Get More from Your Most Underrated Sense
I love the smells of the holidays. Turkeys roasting… pies and gingerbread baking… evergreen trees, and scented candles everywhere. Whether or not you celebrate this time of year, it’s hard to beat the thousand wonderful scents that fill the air.
But for many people, the holidays are also a time of frustration. Because they’re among the millions of Americans – especially older Americans – who have an impaired sense of smell. The National Institutes of Health note that as many as 1 in 4 men over 65 may have serious problems with their sense of smell.
And it’s a lot more than frustrating. Because some people lose the desire to eat when they can’t smell their food. Others could find themselves in mortal danger… because they can’t smell a gas leak or noxious chemicals.
Even if you don’t have a serious problem, you’re losing your sense of smell. It began to fade almost from the time you were born. By the time you hit 30, chances are you already had a measurable loss.
There are good reasons for keeping your sense of smell sharp as long as you can…
- Most of your sense of “taste” is actually triggered in your nose by aroma molecules from your food.
- Smell is the sense most closely linked to memory. A scent is one of the most powerful memory triggers we know of.
- Your sense of smell adds so much pleasure to life.
But before we talk about helping keep your sense of smell sharp, let’s look some of the most common reasons you may lose some or all of your ability to smell.
The most common reason your sense of smell fades is age. That’s why so many people begin to wear too much perfume or aftershave as they get older. They simply can’t smell it as well as they used to.
Other common factors are obstructions in the nose… traumatic head injury… a sensitivity to dust, pollen or other irritants that “stuff up” your nose… and cigarette smoke. Herbal remedies may help reduce the stuffiness caused by sensitivities.
Getting away from cigarettes can help, too. University of Pennsylvania doctors found that people recovered much of their lost sense of smell after they quit smoking.1
I don’t know of anything you can do to recapture your sense of smell after a head injury. But age may be a different matter.
For some people, getting the right nutrients may help. For example, one of the signs you’re not getting enough zinc in your diet is a loss of taste and smell.
Men need about 11 mg of zinc per day. Women need a little less… about 8 mg. But if you don’t eat much meat, you may not be getting enough zinc. Beef and dark turkey are excellent sources of zinc. Milk, cashews and yogurt also provide a decent amount, though far less than beef.

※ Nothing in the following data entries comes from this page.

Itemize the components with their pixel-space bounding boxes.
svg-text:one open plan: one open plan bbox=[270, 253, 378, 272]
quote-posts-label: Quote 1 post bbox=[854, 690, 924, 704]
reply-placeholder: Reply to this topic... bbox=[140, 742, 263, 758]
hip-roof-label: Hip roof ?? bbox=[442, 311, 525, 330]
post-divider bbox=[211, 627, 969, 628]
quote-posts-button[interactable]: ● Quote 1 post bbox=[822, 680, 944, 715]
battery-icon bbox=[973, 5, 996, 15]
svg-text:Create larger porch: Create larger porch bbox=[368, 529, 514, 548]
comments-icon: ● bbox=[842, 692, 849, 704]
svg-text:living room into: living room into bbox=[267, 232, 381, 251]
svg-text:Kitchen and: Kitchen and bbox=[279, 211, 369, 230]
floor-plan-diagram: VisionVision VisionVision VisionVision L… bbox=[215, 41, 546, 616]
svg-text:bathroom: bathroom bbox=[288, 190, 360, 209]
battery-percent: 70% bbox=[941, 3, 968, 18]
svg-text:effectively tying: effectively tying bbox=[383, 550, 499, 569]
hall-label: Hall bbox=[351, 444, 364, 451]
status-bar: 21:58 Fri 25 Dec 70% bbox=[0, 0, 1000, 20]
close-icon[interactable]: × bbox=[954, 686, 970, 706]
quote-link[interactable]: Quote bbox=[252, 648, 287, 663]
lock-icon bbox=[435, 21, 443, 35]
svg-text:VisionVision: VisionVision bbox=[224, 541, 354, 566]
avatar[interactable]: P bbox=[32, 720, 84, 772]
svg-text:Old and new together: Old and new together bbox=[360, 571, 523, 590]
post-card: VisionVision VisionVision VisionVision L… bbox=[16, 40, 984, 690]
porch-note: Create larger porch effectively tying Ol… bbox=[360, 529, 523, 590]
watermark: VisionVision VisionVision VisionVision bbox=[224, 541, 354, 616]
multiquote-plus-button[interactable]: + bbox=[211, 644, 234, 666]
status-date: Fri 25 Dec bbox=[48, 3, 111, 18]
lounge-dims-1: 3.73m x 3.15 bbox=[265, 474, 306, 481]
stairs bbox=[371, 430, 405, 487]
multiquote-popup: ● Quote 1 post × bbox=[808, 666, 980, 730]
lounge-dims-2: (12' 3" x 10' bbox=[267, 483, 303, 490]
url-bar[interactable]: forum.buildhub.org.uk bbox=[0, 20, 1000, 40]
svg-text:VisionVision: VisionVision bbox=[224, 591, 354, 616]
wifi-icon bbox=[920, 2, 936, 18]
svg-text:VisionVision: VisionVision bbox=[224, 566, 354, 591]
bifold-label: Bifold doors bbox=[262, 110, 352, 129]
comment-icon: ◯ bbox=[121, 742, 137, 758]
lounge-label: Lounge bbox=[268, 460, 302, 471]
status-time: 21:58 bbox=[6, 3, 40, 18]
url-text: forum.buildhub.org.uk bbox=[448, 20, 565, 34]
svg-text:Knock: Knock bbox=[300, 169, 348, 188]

Another nutrient that may help you keep your sense of smell sharp is choline. Choline isn’t a vitamin, but it’s an essential nutrient. Your body uses it to make an important neurotransmitter called acetylcholine. This nervous system messenger is critical for memory… mental sharpness… and your sense of smell.
Your body can’t make choline, so it has to come from your diet. Women should get about 425 mg of choline a day, while men need about 550 mg.
Beef liver and eggs are excellent sources of choline. Seafood, broccoli and Brussels sprouts are other good sources.
You may also be able to give your sense of smell a boost another way. Experts at the University of Cardiff say many people report that exercise sharpens their sense of smell, though the effect is temporary.2
It’s easy to take our sense of smell for granted. But it makes our lives more pleasurable in so many ways. Using these tips, you may be able to enjoy the benefits of a keen nose for many years to come.
Yours in continued good health,
Best Life Herbals Wellness Team
1 Frye, R.F., et al, “Dose-related effects of cigarette smoking on olfactory function,” JAMA. Mar 1990 2;263(9):1233-1236.
2 Gatcum, H. and Jacob, T., “Ansomnia,” University of Cardiff. 2001.